How to prove that $\sum_{i=0}^kx^{in}$ have a same factor $P(x)$ if and only if $n \not\equiv 0 \bmod (k+1)$？

Question

Please see the pre-content here: How to prove that $x^{2n}+x^n+1$ has a factor $x^2+x+1$ if and only if $n \not\equiv 0 \bmod 3$？

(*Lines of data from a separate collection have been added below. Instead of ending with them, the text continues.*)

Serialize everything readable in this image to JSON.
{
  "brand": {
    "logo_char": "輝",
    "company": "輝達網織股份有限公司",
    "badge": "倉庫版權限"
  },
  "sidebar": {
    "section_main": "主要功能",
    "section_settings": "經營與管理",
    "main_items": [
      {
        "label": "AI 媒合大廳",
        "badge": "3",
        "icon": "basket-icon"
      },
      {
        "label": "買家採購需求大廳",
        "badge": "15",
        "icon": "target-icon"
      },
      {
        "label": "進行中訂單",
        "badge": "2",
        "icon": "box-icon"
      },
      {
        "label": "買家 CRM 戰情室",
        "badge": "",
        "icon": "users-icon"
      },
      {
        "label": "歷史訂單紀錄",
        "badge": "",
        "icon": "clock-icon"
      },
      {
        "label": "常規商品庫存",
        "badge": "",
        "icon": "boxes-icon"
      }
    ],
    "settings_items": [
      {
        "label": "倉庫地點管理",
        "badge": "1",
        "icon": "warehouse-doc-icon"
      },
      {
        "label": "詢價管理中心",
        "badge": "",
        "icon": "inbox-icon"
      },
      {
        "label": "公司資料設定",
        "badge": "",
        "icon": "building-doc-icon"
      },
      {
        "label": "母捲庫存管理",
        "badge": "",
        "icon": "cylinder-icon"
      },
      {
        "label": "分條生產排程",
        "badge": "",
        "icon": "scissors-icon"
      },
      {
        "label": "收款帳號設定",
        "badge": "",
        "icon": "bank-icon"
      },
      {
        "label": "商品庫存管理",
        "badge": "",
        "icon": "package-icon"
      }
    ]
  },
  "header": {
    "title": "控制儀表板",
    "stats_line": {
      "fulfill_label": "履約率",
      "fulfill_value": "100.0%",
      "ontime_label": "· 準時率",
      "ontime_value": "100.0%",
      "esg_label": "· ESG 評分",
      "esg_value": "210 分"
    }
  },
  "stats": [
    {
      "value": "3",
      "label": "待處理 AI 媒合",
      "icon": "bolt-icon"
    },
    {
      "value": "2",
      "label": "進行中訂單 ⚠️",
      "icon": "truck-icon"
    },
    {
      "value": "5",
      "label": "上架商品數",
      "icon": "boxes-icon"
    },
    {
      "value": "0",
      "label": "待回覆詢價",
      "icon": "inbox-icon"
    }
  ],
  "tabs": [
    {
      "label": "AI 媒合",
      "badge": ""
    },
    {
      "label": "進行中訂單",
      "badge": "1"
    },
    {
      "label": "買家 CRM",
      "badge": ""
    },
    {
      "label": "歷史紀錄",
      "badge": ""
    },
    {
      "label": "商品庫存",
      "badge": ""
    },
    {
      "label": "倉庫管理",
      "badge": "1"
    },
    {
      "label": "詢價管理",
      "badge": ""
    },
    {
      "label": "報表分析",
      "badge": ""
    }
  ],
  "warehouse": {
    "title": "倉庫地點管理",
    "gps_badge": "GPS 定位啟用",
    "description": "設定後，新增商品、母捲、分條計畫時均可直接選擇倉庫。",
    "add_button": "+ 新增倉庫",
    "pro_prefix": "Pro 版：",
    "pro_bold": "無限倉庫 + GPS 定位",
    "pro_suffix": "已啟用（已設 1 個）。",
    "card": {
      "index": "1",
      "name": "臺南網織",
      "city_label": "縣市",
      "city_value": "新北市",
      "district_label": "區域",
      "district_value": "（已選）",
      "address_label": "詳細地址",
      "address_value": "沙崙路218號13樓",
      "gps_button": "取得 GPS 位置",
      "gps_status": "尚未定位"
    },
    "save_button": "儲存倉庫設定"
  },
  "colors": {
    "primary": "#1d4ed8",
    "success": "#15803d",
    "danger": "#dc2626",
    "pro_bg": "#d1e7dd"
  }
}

Well, I don't know whether it is exactly correct. I get this result ($x^{2n}+x^n+1$ has a factor $x^2+x+1$ if and only if $n \not\equiv 0 \bmod 3$) when I was dealing with a simple problem "find out the factors of $x^{10}+x^5+1$". I put different $n$ into this polynomial and draw the roots in the complex plane by WolframAlpha: n=4,7,9

The distribution of these roots has certain rules: the red angle is half of the blue one, and one red angle comes after one blue angle and make up the whole circle in this way. By observing the pictures, we can easily get the result that is stated in the question.

Also, for $x^{3n}+x^{2n}+x^n+1$, I infer it has a factor $x^2+1$ if and only if $n\not \equiv 0\bmod 4$. Also see the pictures: n=2,3,4,5

My guess is: For polynomials $x^{kn}+x^{(k-1)n}+…+x^{2n}+x^n+1,k\geq2$, if $n\not \equiv 0\bmod (k+1)$, they all have a certain factor $P(x)$.

Is that true？How do I find the factor $P(x)$？How to prove？(I think the method of Cotes' Theorem may be used for it. See T. Needham, Visual Complex Analysis, pp 46-47)

Answer 1

If $P_k(x)=P(x)=x^{k}+x^{(k-1)}+…+x^{2}+x+1$, then with $Q_{k,n}(x)=Q(x)=x^{kn}+x^{(k-1)n}+…+x^{2n}+x^n+1$ we have that $Q(y)=P(y^n)$.

Since the roots of $P$ are precisely the $k+1$ roots of unity distinct from $1$, so $e^{2\pi im/(k+1)}, m=1,..k$ we get that the roots of $Q$ are precisely $e^{2\pi ir/n}e^{2\pi im/(n(k+1))}, m=1,..k, r=0,..n-1$

Now if $(n, k+1)=1$ one can easily see that one can solve in $c=1,..k, r=0,..n-1$ the equation $r(k+1)-cn=m$ for every $m=1,..k$ as one first solves $r(k+1)-cn=1$ with $(c, k+1)=1$ and then one gets the solutions for $m=2,..k$ as $2c,...kc$ (reducing them modulo $k+1$) which are none divisible by $k+1$ so are indeed in $1,..k$ modulo $k+1$

But this means that for all such $n$ we have that $P_k/Q_{k,n}$ so indeed all $Q_{k,n}$ have that as a common subfactor.

If $(n,k+1)=d >1$ then we get as roots of $Q$ only the nontrivial roots of unity of order $(k+1)$ (and of course roots of unity of higher order involving $n$) that are of the form $e^{2\pi idm/(k+1)}, m=1,..(k+1)/d$ so in general, there is no common factor.